The second lie was in Erdoğan’s threat to “flood Europe” with a wave of migrants coming from Syria, namely a sizeable share of the about one million people who had taken refuge in Turkey following the siege of Idlib.

Those who reached the Greek border to try and get into Europe were actually just a few thousand refugees compared to about four million who live freely in Turkey and of which 3.6 million are Syrians. And there were indeed very few Syrians at the Greek border. Those refugees were illegal immigrants who had been living in Turkey, some for a few months and others for years, all without permits or jobs and who therefore couldn’t wait to get to Europe because they were leading such terrible lives, sleeping outdoors and  wandering around the country.  64% of them were Afghans, 19% Pakistanis and Tagiks, 5.4% Iraqis, Iranians and Algerians, 2.6% Somalis and only 4% were Syrians.

Among them there were also a number of Turkish citizens, some suspected of belonging to Gülen’s network and others simply unemployed, wishing to go to Europe to look for work and send money home to their families that were unable to survive.

It was unlikely that Syrians who had been living in Turkey for some time would be prepared to face the risks of crossing over into Europe, which, as they know all too well, had closed its borders. In fact, most of them have learned the local language, have a job or have opened a restaurant or a market stall or a Kebab shop. Their children attend Turkish schools or universities and so it seems extremely unlikely that they would risk their lives to travel to Europe. All this has been confirmed in a study published by Professor Murat Erdoğan available on the “Perspektif” website.

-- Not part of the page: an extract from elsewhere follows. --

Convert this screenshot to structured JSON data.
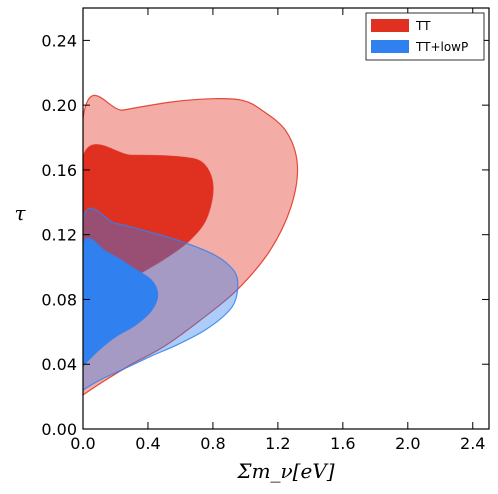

Conclusions. The news that the borders had been opened did not result in the massive arrival of refugees, except for those who had been unable to settle in Turkey.

Hence Erdoğan’s strategy to terrify Europe with the threat of an imminent invasion of refugees turned out to be a real and proper bluff. He made it seem as if he had a chance to flood the EU with migrants, but in reality, he was never in such a position.

Having failed in his attempt to “use” his borders as a geopolitical weapon, for the moment all that is left for Erdogan to do is protect what manoeuvring space he has for his authoritarian domestic policy and adventurous foreign policy, seeking to improve relations with his strategic allies behind his “verbal fire”.